Last updated on October 22, 2017
A few weeks ago I was in a meeting with a team of graduate students with whom I am working on a research project. As we were going over their estimation results, I asked a few questions to make sure that those results were sound.
At some point, I asked: “Are there any generated regressors in those regressions?” Hearing no answer, I looked up and saw a bunch of puzzled faces looking back at me. Before I even began explaining, one of the students alluded to how this would make a good blog post.
Suppose you want to estimate the equation
(1) y = f(x,D) + e
where y is your dependent variable, D is your treatment variable, and x is a control variable. Suppose, however, that you don’t observe x, or you observe it only partially, and you have to generate it by estimating
(2) x = g(w) + u,
and getting \hat{x} so as to estimate
(1′) y = f(\hat{x},D) + e.
For example, observations on x might be missing for a number of respondents, and you might be able to forecast x by using the information in w. Or you might be trying to deal with endogeneity, and equation (2) is the first-stage equation in a 2SLS or a control function setup. Or you might be estimating x structurally from w. There are many possibilities as to why you want to include a generated regressor, or how you obtain such a regressor.
The problem with generated regressors is that because they are estimated from the data, generated regressors have a sampling variance all of their own, and so including them leads to the standard errors from equation (1) that are too small.

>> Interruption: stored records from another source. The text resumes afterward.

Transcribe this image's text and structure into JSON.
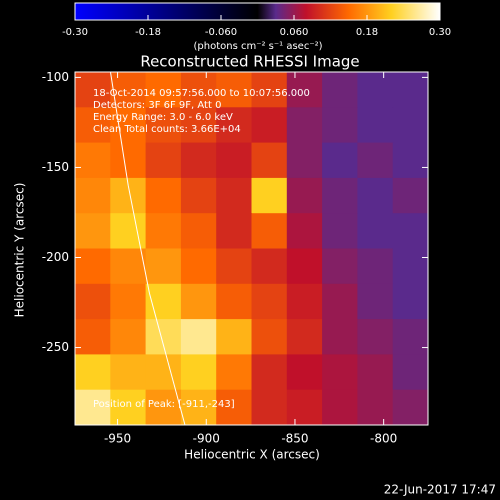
{
  "chart_data": {
    "type": "heatmap",
    "title": "Reconstructed RHESSI Image",
    "colorbar_label": "(photons cm⁻² s⁻¹ asec⁻²)",
    "x_label": "Heliocentric X (arcsec)",
    "y_label": "Heliocentric Y (arcsec)",
    "annotations": [
      "18-Oct-2014 09:57:56.000 to 10:07:56.000",
      "Detectors: 3F 6F 9F, Att 0",
      "Energy Range: 3.0 - 6.0 keV",
      "Clean     Total counts: 3.66E+04"
    ],
    "peak_label": "Position of Peak: [-911,-243]",
    "footer": "22-Jun-2017 17:47",
    "xlim": [
      -974,
      -775
    ],
    "ylim": [
      -293,
      -97
    ],
    "xticks": [
      -950,
      -900,
      -850,
      -800
    ],
    "yticks": [
      -100,
      -150,
      -200,
      -250
    ],
    "clim": [
      -0.3,
      0.3
    ],
    "cticks": [
      {
        "value": -0.3,
        "label": "-0.30"
      },
      {
        "value": -0.18,
        "label": "-0.18"
      },
      {
        "value": -0.06,
        "label": "-0.060"
      },
      {
        "value": 0.06,
        "label": "0.060"
      },
      {
        "value": 0.18,
        "label": "0.18"
      },
      {
        "value": 0.3,
        "label": "0.30"
      }
    ],
    "colormap": [
      {
        "value": -0.3,
        "color": "#0000ff"
      },
      {
        "value": 0,
        "color": "#000000"
      },
      {
        "value": 0.03,
        "color": "#5a2a8c"
      },
      {
        "value": 0.08,
        "color": "#c0102a"
      },
      {
        "value": 0.15,
        "color": "#ff6a00"
      },
      {
        "value": 0.22,
        "color": "#ffd020"
      },
      {
        "value": 0.3,
        "color": "#ffffff"
      }
    ],
    "z": [
      [
        0.12,
        0.14,
        0.15,
        0.13,
        0.14,
        0.12,
        0.06,
        0.04,
        0.03,
        0.03
      ],
      [
        0.14,
        0.15,
        0.13,
        0.12,
        0.1,
        0.09,
        0.05,
        0.04,
        0.03,
        0.03
      ],
      [
        0.16,
        0.15,
        0.12,
        0.1,
        0.09,
        0.12,
        0.05,
        0.03,
        0.04,
        0.03
      ],
      [
        0.17,
        0.2,
        0.15,
        0.12,
        0.1,
        0.22,
        0.06,
        0.04,
        0.03,
        0.04
      ],
      [
        0.18,
        0.22,
        0.16,
        0.14,
        0.1,
        0.14,
        0.07,
        0.04,
        0.03,
        0.03
      ],
      [
        0.15,
        0.17,
        0.18,
        0.15,
        0.12,
        0.1,
        0.08,
        0.05,
        0.04,
        0.03
      ],
      [
        0.13,
        0.16,
        0.22,
        0.18,
        0.14,
        0.12,
        0.09,
        0.06,
        0.04,
        0.03
      ],
      [
        0.14,
        0.17,
        0.24,
        0.26,
        0.2,
        0.13,
        0.1,
        0.06,
        0.05,
        0.04
      ],
      [
        0.22,
        0.2,
        0.2,
        0.22,
        0.16,
        0.1,
        0.08,
        0.07,
        0.06,
        0.04
      ],
      [
        0.26,
        0.22,
        0.18,
        0.2,
        0.14,
        0.1,
        0.09,
        0.07,
        0.06,
        0.05
      ]
    ],
    "limb": {
      "color": "#ffffff",
      "x": [
        -954,
        -944,
        -932,
        -912
      ],
      "y": [
        -97,
        -160,
        -220,
        -293
      ]
    }
  }
}
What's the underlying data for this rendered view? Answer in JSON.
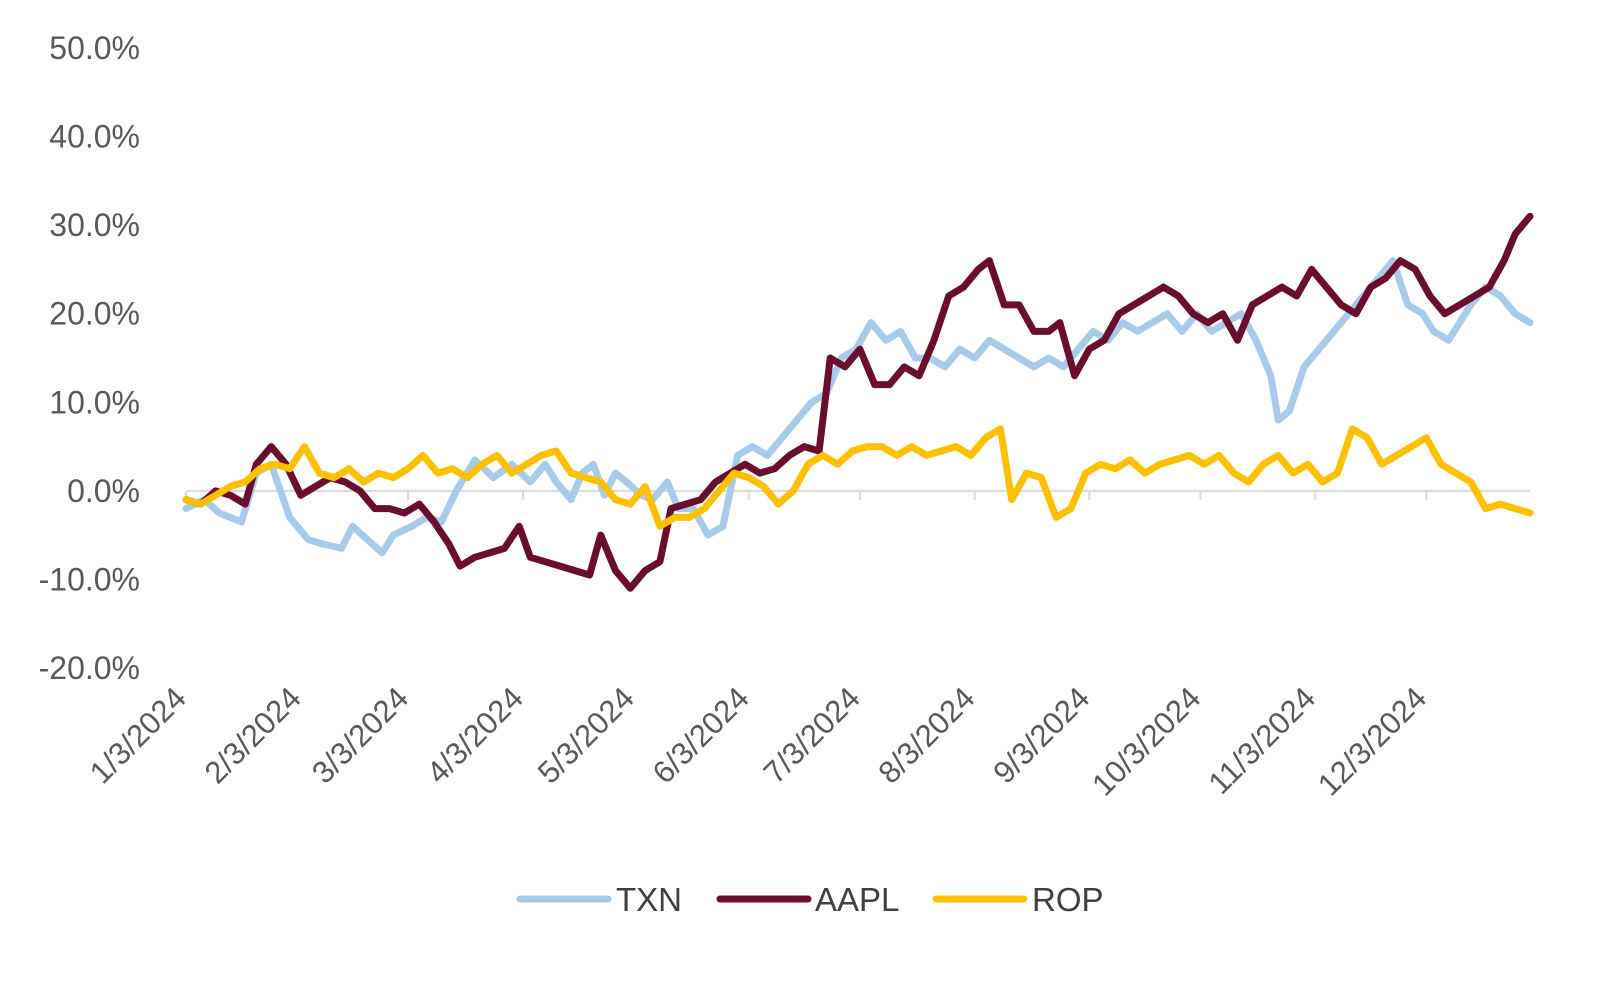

This means that using generated regressors in equation (1′) and leaving the standard errors “as is” leads to too many type I errors, i.e., they lead to over-rejecting null hypotheses, and to finding significance where there isn’t any.
Though a few methods were developed to obtain the right standard errors when dealing with generated regressors (see, for instance, Murphy and Topel 1985), a commonly accepted and relatively easy way to deal with generated regressors nowadays is to just bootstrap the whole procedure.
Quoth the Maven:
In the example above, you would simply need to write a simple program to bootstrap the procedure defined by both equations (2) and (1′).
When estimating 2SLS with -ivreg-, Stata takes care of the standard error correction all by itself; for many other things, however, it is necessary to correct the standard errors yourself. This is practically always true for things that you code by hand, without relying on a canned command.
Other than Murphy and Topel (1985), the classic paper on generated regressors is by Pagan (1984), and there is also a survey by Oxley and McAleer (1993), but these latter articles seem to be distinctly about the use of generated regressors in macro.